President Lyndon Johnson reverted to American varieties. But President Richard Nixon reinstated continental wines (though he brought along a Napa Valley sparkling wine for a toast during his historic 1972 visit to China).
The White House wine war ended as a victory for the Americans, as Nixon was the last president to serve European wine at official dinners.
Although Ronald Reagan used lower-level ceremonies to finish off the European labels stocked by his predecessors, and Barack Obama served the first Chinese wine at a state dinner when President Xi Jinping visited (paired with an Oregon label), the modern White House has kept its focus on American vintages.

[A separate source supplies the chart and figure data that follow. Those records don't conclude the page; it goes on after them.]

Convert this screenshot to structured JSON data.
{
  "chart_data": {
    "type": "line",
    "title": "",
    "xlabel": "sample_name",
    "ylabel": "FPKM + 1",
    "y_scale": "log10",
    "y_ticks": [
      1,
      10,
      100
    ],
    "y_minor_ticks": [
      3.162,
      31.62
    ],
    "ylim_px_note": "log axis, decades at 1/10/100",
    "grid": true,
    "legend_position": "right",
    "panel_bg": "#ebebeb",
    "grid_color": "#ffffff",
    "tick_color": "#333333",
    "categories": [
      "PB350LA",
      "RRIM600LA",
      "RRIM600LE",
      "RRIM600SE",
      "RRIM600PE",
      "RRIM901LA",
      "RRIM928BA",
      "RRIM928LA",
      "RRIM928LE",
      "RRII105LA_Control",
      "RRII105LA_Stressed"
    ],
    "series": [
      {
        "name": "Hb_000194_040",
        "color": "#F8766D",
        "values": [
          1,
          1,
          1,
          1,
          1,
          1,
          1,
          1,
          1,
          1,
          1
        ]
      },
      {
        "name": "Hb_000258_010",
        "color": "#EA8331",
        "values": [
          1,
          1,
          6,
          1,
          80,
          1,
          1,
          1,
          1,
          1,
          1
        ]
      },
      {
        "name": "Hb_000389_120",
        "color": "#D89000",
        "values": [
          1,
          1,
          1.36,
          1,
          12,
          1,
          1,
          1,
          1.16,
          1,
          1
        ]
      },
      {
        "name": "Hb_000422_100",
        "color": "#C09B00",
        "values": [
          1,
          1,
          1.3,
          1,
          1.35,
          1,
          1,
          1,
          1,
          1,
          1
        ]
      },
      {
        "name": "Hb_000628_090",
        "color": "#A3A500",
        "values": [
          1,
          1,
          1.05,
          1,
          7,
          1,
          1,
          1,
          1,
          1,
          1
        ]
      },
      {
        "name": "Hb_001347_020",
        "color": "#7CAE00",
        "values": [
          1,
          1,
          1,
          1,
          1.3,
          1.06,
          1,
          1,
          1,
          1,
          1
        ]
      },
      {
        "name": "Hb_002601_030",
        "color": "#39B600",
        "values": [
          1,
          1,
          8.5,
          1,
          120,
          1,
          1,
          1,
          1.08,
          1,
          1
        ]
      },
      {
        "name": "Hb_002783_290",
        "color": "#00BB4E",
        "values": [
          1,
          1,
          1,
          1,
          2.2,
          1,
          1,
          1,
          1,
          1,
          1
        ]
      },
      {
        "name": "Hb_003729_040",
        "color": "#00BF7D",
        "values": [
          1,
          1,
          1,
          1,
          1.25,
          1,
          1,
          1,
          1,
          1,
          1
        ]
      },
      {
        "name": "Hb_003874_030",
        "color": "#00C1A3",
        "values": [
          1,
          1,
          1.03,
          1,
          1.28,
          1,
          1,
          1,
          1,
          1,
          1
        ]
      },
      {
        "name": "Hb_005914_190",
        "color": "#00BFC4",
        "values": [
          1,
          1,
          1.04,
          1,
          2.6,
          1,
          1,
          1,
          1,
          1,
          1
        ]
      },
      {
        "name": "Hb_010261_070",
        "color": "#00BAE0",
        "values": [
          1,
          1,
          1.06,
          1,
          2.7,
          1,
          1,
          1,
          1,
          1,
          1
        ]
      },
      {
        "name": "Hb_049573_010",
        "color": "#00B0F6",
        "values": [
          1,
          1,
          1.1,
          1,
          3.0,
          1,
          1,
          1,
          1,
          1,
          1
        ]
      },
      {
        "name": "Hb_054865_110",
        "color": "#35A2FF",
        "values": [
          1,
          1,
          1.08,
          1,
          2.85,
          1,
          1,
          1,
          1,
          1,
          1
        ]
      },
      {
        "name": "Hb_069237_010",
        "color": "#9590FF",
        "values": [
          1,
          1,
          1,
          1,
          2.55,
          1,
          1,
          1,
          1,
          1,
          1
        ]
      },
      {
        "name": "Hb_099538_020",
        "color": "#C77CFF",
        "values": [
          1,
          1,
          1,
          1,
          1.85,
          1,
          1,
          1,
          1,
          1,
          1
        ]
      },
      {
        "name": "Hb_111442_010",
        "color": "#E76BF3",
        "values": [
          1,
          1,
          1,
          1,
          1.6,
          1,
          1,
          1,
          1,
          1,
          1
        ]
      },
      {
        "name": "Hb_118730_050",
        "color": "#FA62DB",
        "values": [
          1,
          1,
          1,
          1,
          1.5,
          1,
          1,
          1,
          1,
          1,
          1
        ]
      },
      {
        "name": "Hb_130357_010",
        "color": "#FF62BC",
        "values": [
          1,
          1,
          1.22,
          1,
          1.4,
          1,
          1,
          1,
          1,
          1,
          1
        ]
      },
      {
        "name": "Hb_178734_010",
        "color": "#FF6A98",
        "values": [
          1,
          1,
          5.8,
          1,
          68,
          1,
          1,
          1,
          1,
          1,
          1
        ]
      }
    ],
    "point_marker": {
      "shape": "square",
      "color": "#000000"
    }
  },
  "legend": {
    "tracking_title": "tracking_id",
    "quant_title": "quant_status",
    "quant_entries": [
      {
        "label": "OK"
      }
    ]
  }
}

Obama becomes first president to brew beer in the White House
The Obama years brought another alcoholic first. In 2011 President Obama bought a home brewing kit, becoming the first chief executive to brew beer at the White House. “Beer really captures the spirit of coming together, of sitting down, of sharing human moments, friendship moments, bonding moments,” says Sam Kass, an Obama aide and chef who was part of the project.
To foster that kind of informality, Obama hosted a "beer summit" to break the ice when he sat down – under a magnolia tree near the Oval Office – with Harvard professor Henry Louis Gates Jr. and the police officer who had arrested Gates while investigating a report of a break-in at the professor's home.
Like many Americans, a number of presidents have struggled or been marked by trials with alcohol. Presidents Grover Cleveland, LBJ and Nixon reportedly drank to excess at times during their terms. George W. Bush and Ulysses Grant overcame their drinking habits by the time they reached the White House. Presidents Donald Trump and Joe Biden watched family members suffer from alcoholism. Both are teetotalers.
The simple sharing of any beverage can weaken suspicions and build connections, both personal and political. Unless Prohibition ever returns, alcohol will remain a part of life at the White House – be it dinner wine, punch at a reception, a quiet beer among adversaries or a carefully worded champagne toast to a foreign leader.
Stewart D. McLaurin is president of the White House Historical Association, a private nonprofit, nonpartisan organization founded by first lady Jacqueline Kennedy in 1961.